Now, researchers with MIT are turning to Mother Nature for inspiration for Next Gen body armour. With support of the U.S. Army Research Office, the MIT Institute for Soldier Nanotechnologies is working on a body armour based on the strength and flexibility of fish scales.

Scale armour is not a new idea. Examples of scale armour can be found stretching back to Ancient Rome. To improve upon the concept of the flexible protection that can be provided by interlocking scales, the researchers came up with a single metric to determine the armour’s value, which they coined “protecto-flexibility.”

According to the researchers, protecto-flexibility is “a new metric which captures the contrasting combination of protection and flexibility, taken as the ratio between the normalized indentation and normalized bending stiffness.”

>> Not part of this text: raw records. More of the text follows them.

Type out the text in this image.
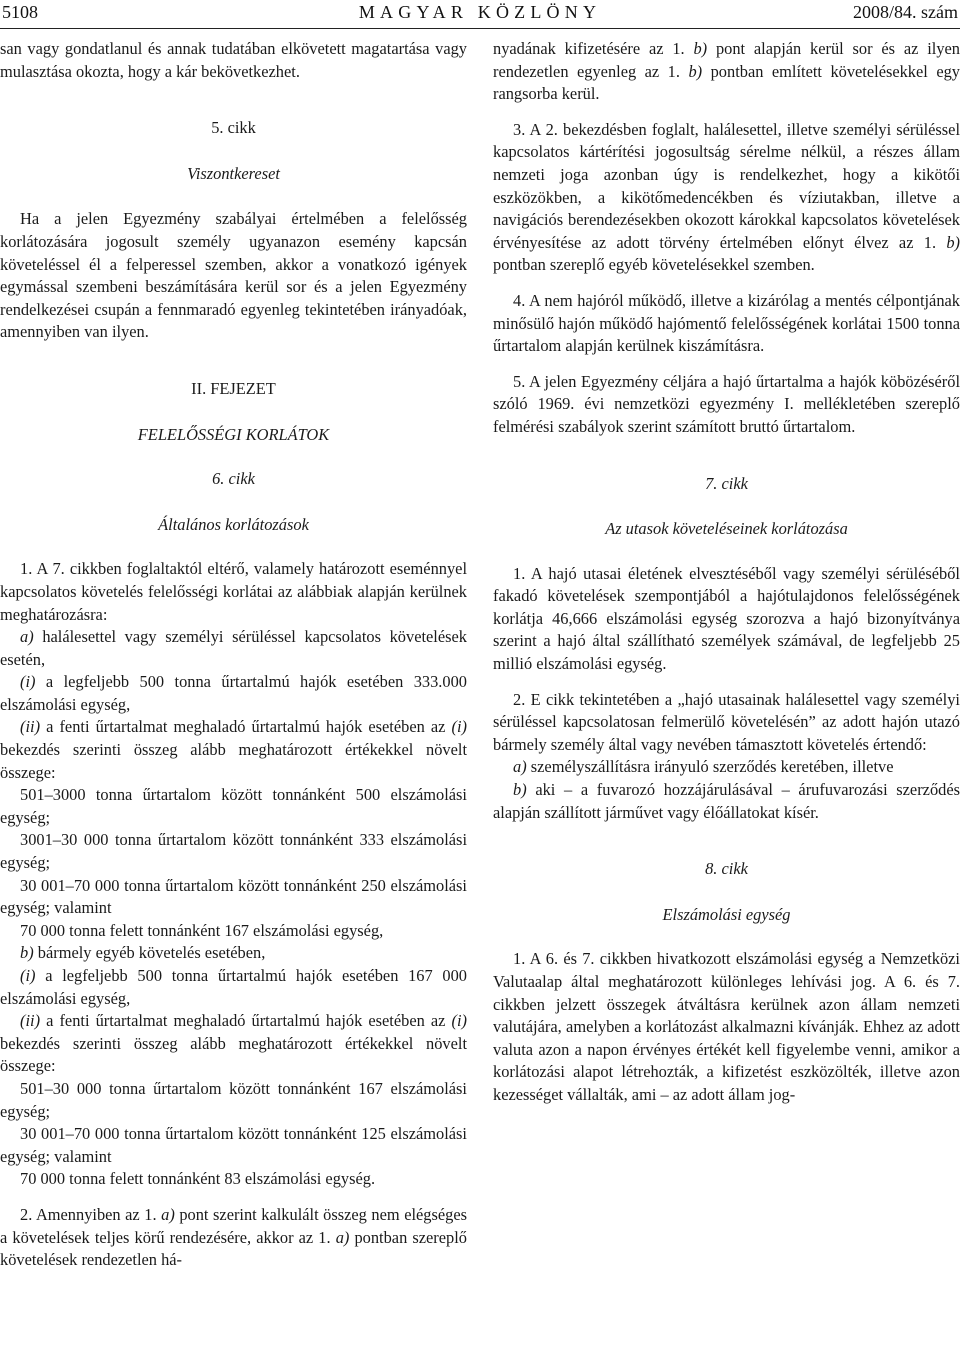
5108	MAGYAR KÖZLÖNY	2008/84. szám

san vagy gondatlanul és annak tudatában elkövetett magatartása vagy mulasztása okozta, hogy a kár bekövetkezhet.

5. cikk

Viszontkereset

Ha a jelen Egyezmény szabályai értelmében a felelősség korlátozására jogosult személy ugyanazon esemény kapcsán követeléssel él a felperessel szemben, akkor a vonatkozó igények egymással szembeni beszámítására kerül sor és a jelen Egyezmény rendelkezései csupán a fennmaradó egyenleg tekintetében irányadóak, amennyiben van ilyen.

II. FEJEZET

FELELŐSSÉGI KORLÁTOK

6. cikk

Általános korlátozások

1. A 7. cikkben foglaltaktól eltérő, valamely határozott eseménnyel kapcsolatos követelés felelősségi korlátai az alábbiak alapján kerülnek meghatározásra:

a) halálesettel vagy személyi sérüléssel kapcsolatos követelések esetén,

(i) a legfeljebb 500 tonna űrtartalmú hajók esetében 333.000 elszámolási egység,

(ii) a fenti űrtartalmat meghaladó űrtartalmú hajók esetében az (i) bekezdés szerinti összeg alább meghatározott értékekkel növelt összege:

501–3000 tonna űrtartalom között tonnánként 500 elszámolási egység;

3001–30 000 tonna űrtartalom között tonnánként 333 elszámolási egység;

30 001–70 000 tonna űrtartalom között tonnánként 250 elszámolási egység; valamint

70 000 tonna felett tonnánként 167 elszámolási egység,

b) bármely egyéb követelés esetében,

(i) a legfeljebb 500 tonna űrtartalmú hajók esetében 167 000 elszámolási egység,

(ii) a fenti űrtartalmat meghaladó űrtartalmú hajók esetében az (i) bekezdés szerinti összeg alább meghatározott értékekkel növelt összege:

501–30 000 tonna űrtartalom között tonnánként 167 elszámolási egység;

30 001–70 000 tonna űrtartalom között tonnánként 125 elszámolási egység; valamint

70 000 tonna felett tonnánként 83 elszámolási egység.

2. Amennyiben az 1. a) pont szerint kalkulált összeg nem elégséges a követelések teljes körű rendezésére, akkor az 1. a) pontban szereplő követelések rendezetlen há-

nyadának kifizetésére az 1. b) pont alapján kerül sor és az ilyen rendezetlen egyenleg az 1. b) pontban említett követelésekkel egy rangsorba kerül.

3. A 2. bekezdésben foglalt, halálesettel, illetve személyi sérüléssel kapcsolatos kártérítési jogosultság sérelme nélkül, a részes állam nemzeti joga azonban úgy is rendelkezhet, hogy a kikötői eszközökben, a kikötőmedencékben és víziutakban, illetve a navigációs berendezésekben okozott károkkal kapcsolatos követelések érvényesítése az adott törvény értelmében előnyt élvez az 1. b) pontban szereplő egyéb követelésekkel szemben.

4. A nem hajóról működő, illetve a kizárólag a mentés célpontjának minősülő hajón működő hajómentő felelősségének korlátai 1500 tonna űrtartalom alapján kerülnek kiszámításra.

5. A jelen Egyezmény céljára a hajó űrtartalma a hajók köbözéséről szóló 1969. évi nemzetközi egyezmény I. mellékletében szereplő felmérési szabályok szerint számított bruttó űrtartalom.

7. cikk

Az utasok követeléseinek korlátozása

1. A hajó utasai életének elvesztéséből vagy személyi sérüléséből fakadó követelések szempontjából a hajótulajdonos felelősségének korlátja 46,666 elszámolási egység szorozva a hajó bizonyítványa szerint a hajó által szállítható személyek számával, de legfeljebb 25 millió elszámolási egység.

2. E cikk tekintetében a „hajó utasainak halálesettel vagy személyi sérüléssel kapcsolatosan felmerülő követelésén” az adott hajón utazó bármely személy által vagy nevében támasztott követelés értendő:

a) személyszállításra irányuló szerződés keretében, illetve

b) aki – a fuvarozó hozzájárulásával – árufuvarozási szerződés alapján szállított járművet vagy élőállatokat kísér.

8. cikk

Elszámolási egység

1. A 6. és 7. cikkben hivatkozott elszámolási egység a Nemzetközi Valutaalap által meghatározott különleges lehívási jog. A 6. és 7. cikkben jelzett összegek átváltásra kerülnek azon állam nemzeti valutájára, amelyben a korlátozást alkalmazni kívánják. Ehhez az adott valuta azon a napon érvényes értékét kell figyelembe venni, amikor a korlátozási alapot létrehozták, a kifizetést eszközölték, illetve azon kezességet vállalták, ami – az adott állam jog-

Using this single metric as a guide, the researchers were able to greatly enhance the armour’s strength, while only slightly decreasing its flexibility.

The researchers used 3D printers to create the armour to be tested. Basically, they created a material with two layers, one soft and flexible, and the other hard and impervious.

In most materials, and particularly protective gear, flexibility and strength are two opposing forces. The one notable exception to this are fish. Fish, in order to swim through a liquid environment, are incredibly flexible, and yet they are also protected by hard scales. Their secret is the combination of the scales and the soft flexible tissue that lies beneath them. It was that combination that the researchers sought to emulate.

To date, this strong yet flexible armour has only been tested successfully against knives and other non-ballistic blows. The next phase of testing will be to test it’s mettle against bullets and shrapnel, but researchers are confident that their fish-scale inspired armour will past those tests swimmingly!